Tuesday, November 2, 2010

Vote Mahler


Today being All Souls Day and Election Day combined, I think all the souls should get to vote too.

All the people in all the cemeteries should get a vote!

That would include the composer Gustav Mahler, pictured above.

I am thinking of Mahler because yesterday I got to call the British author Norman Lebrecht. Notice how I wrote "the British author" not simply "author." I have seen how it is always "the painter," "the writer," "the pianist." "I am writing a book about the pianist Leonard Pennario." That is how you have to put it.

Norman Lebrecht and I are Facebook friends. I could not wait to talk with him because now you are dealing with a funny Facebook situation, you kind of feel as if you know the person. Because I have to say Norman Lebrecht besides being this world-renowned author on music topics, he is an excellent Facebook friend. He posts a lot and is involved and cracks jokes and has friended other Buffalonians too.

Anyway, it is always fun when a Facebook friend comes to life and it was great to talk to my Facebook friend Norman on the phone. We discussed many things chief of which was Gustav Mahler because that is what his newest book is about. Norman is coming to Buffalo on Nov. 16 to give a couple of talks about the book.

"Are you going to take me to any garage sales while I'm there?" he asked me.

Hahahahahahaaaa!! Does he know me or what?

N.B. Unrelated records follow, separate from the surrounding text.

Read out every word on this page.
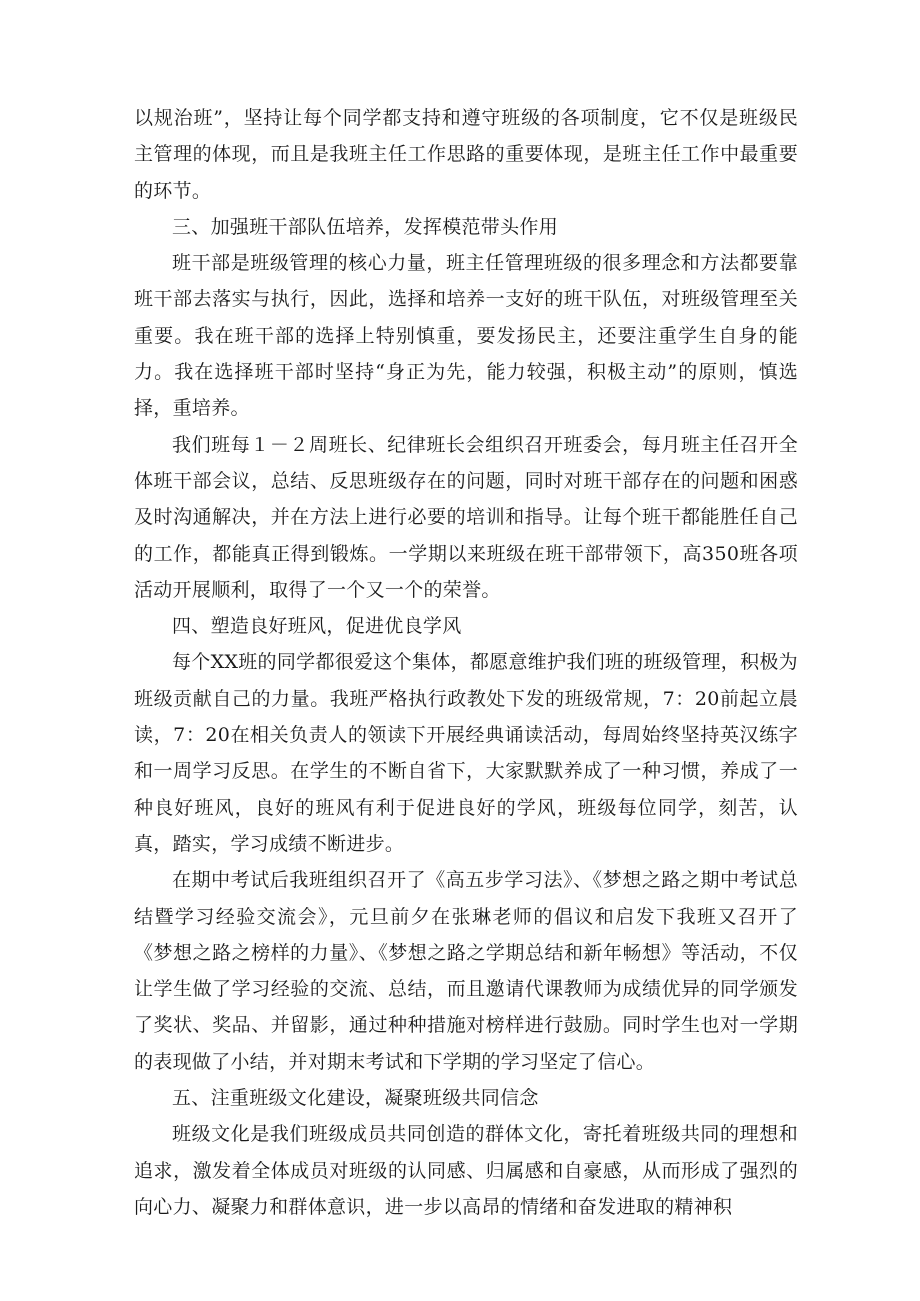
以规治班”，坚持让每个同学都支持和遵守班级的各项制度，它不仅是班级民主管理的体现，而且是我班主任工作思路的重要体现，是班主任工作中最重要的环节。

三、加强班干部队伍培养，发挥模范带头作用

班干部是班级管理的核心力量，班主任管理班级的很多理念和方法都要靠班干部去落实与执行，因此，选择和培养一支好的班干队伍，对班级管理至关重要。我在班干部的选择上特别慎重，要发扬民主，还要注重学生自身的能力。我在选择班干部时坚持“身正为先，能力较强，积极主动”的原则，慎选择，重培养。

我们班每１－２周班长、纪律班长会组织召开班委会，每月班主任召开全体班干部会议，总结、反思班级存在的问题，同时对班干部存在的问题和困惑及时沟通解决，并在方法上进行必要的培训和指导。让每个班干都能胜任自己的工作，都能真正得到锻炼。一学期以来班级在班干部带领下，高350班各项活动开展顺利，取得了一个又一个的荣誉。

四、塑造良好班风，促进优良学风

每个XX班的同学都很爱这个集体，都愿意维护我们班的班级管理，积极为班级贡献自己的力量。我班严格执行政教处下发的班级常规，7：20前起立晨读，7：20在相关负责人的领读下开展经典诵读活动，每周始终坚持英汉练字和一周学习反思。在学生的不断自省下，大家默默养成了一种习惯，养成了一种良好班风，良好的班风有利于促进良好的学风，班级每位同学，刻苦，认真，踏实，学习成绩不断进步。

在期中考试后我班组织召开了《高五步学习法》、《梦想之路之期中考试总结暨学习经验交流会》，元旦前夕在张琳老师的倡议和启发下我班又召开了《梦想之路之榜样的力量》、《梦想之路之学期总结和新年畅想》等活动，不仅让学生做了学习经验的交流、总结，而且邀请代课教师为成绩优异的同学颁发了奖状、奖品、并留影，通过种种措施对榜样进行鼓励。同时学生也对一学期的表现做了小结，并对期末考试和下学期的学习坚定了信心。

五、注重班级文化建设，凝聚班级共同信念

班级文化是我们班级成员共同创造的群体文化，寄托着班级共同的理想和追求，激发着全体成员对班级的认同感、归属感和自豪感，从而形成了强烈的向心力、凝聚力和群体意识，进一步以高昂的情绪和奋发进取的精神积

But let me get to the point.

After our conversation, I was all jazzed and I got up and waltzed over to this editor friend of mine to tell him about it. I'm talking about Mahler, and Facebook, and blah, blah, blah.

Then the editor asked me: "Are you ready for tomorrow?"

And I had no idea what he was talking about!

"What, do I have something due?" I asked, blinking.

"The elections," he said.

Hahahaha!! Election Day had been, for two hours or so, completely knocked out of my mind! Which is incredible because I am famous in the office for being, shall we say, passionate about these elections.

Now here they were, out of my head.

The power of music!

I am telling you.

6 comments:

Prof. G said...

I'm not sure you would want Mahler to vote. In Vienna, he once spotted a group of socialist workers out on a protest march. He joined them, took a picket sign, and marched with them for a while. Hans Pfitzner ran to Alma, furious about it, and some others grumbled for the next few days, saying that Mahler could lose his job at the opera for doing that. Mahler himself simply said "They are my brothers."

Christopher said...

If he marched with socialists, then he's alright in my book. Why wouldn't we want him to vote? Is he supposed to be a blood sucking Capitalist?

Larry said...

Great election results!

Mary Kunz Goldman said...

I didn't know Mahler was a socialist! Maybe he thought they were socialites. Once I made that typo, wrote socialist when I meant to write socialite.

Mary Kunz Goldman said...

And Larry, yes, it was nice to put Nancy Pelosi in her place!

Prof. G said...

Mahler, as far as I know, wasn't a socialist. He was a Jew in a Jew hating society, and also a hired hand to primogeniture morons (Princess Metternich, for one; he once spat on every side in the street when he had to talk to her), so his sympathies would be for those on the bottom. I know that Pfitzner, who saw the same march, told Alma how much he despised seeing those proletarian faces. Incidentally, Mahler had no time for socialites in Vienna or New York, which helped make him unpopular, which is why I questioned whether his vote would be welcome in this part of the blogosphere.